Published online by Cambridge University Press: 04 December 2009
The Gypsies or Travellers have scarcely written their own history. Theirs is a non-literate tradition, so their history is found fragmented in documents of the dominant non-Gypsy or Gorgio society. (Gorgio is the word Gypsies use to describe non-Gypsies and means outsider or stranger. It is often pejorative.) The history of the Gypsies is marked by attempts to exoticise, disperse, control, assimilate or destroy them. The larger society's ways of treating and identifying Gypsies are fundamental constraints on if not determinants of the Gypsies' actions. Persons who live under the shadow of the title ‘Gypsy’ or its equivalent will make the appropriate adjustments to the larger Gorgio society in which they are embedded.

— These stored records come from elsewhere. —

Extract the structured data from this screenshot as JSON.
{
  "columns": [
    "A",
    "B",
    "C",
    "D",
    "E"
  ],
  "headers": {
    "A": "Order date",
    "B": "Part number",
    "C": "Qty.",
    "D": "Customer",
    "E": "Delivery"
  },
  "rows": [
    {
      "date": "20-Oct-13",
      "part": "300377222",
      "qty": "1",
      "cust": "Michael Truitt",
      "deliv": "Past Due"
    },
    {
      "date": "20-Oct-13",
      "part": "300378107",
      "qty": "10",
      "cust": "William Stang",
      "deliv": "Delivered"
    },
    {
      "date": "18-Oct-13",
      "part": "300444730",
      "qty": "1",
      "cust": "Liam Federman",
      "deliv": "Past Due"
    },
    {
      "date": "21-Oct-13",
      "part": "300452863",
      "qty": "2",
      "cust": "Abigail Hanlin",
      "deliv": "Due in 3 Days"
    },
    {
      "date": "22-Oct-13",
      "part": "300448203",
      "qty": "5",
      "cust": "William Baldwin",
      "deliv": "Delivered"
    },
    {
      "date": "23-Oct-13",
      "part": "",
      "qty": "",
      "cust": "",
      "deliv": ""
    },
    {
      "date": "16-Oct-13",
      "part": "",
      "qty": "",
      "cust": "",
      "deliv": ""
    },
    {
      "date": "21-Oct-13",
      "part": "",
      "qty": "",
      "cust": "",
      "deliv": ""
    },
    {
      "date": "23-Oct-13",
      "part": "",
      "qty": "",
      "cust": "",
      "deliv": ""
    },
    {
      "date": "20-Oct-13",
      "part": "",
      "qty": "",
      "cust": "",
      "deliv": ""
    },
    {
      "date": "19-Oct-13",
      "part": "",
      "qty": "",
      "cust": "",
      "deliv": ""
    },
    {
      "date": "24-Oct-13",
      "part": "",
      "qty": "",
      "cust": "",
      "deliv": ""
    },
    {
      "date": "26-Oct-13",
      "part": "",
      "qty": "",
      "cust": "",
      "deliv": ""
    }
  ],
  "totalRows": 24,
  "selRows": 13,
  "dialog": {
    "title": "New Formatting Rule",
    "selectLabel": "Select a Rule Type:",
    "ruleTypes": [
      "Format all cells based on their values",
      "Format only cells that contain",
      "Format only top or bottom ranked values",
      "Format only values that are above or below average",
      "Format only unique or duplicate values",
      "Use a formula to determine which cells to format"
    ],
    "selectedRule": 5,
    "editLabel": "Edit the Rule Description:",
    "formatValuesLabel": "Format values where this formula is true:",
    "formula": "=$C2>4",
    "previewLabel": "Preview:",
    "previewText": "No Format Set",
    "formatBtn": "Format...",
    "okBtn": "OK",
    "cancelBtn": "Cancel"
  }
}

Some introductory remarks concerning the complexity of locating the persons called Gypsies or Travellers come as a warning. The Gypsies' history cannot be a simple chronology of non-Gypsy written records; these can only provide clues for interpretation. Nor can the complexity be resolved by looking for the ‘real’ Gypsies, who are usually those who fit best the stereotypes of the observer. The very notion of the ‘real’ Gypsy raises more questions than answers.
Long-term participant observation among persons called or calling themselves Gypsies or Travellers can however be informative for both the present and the past. In this study, I shall be drawing on the various records and writings concerned with Gypsies or Travellers mainly in Britain, in order to put my own fieldwork among Gypsies in southern England in the 1970s into context. In turn, such fieldwork should also throw light on the historical records.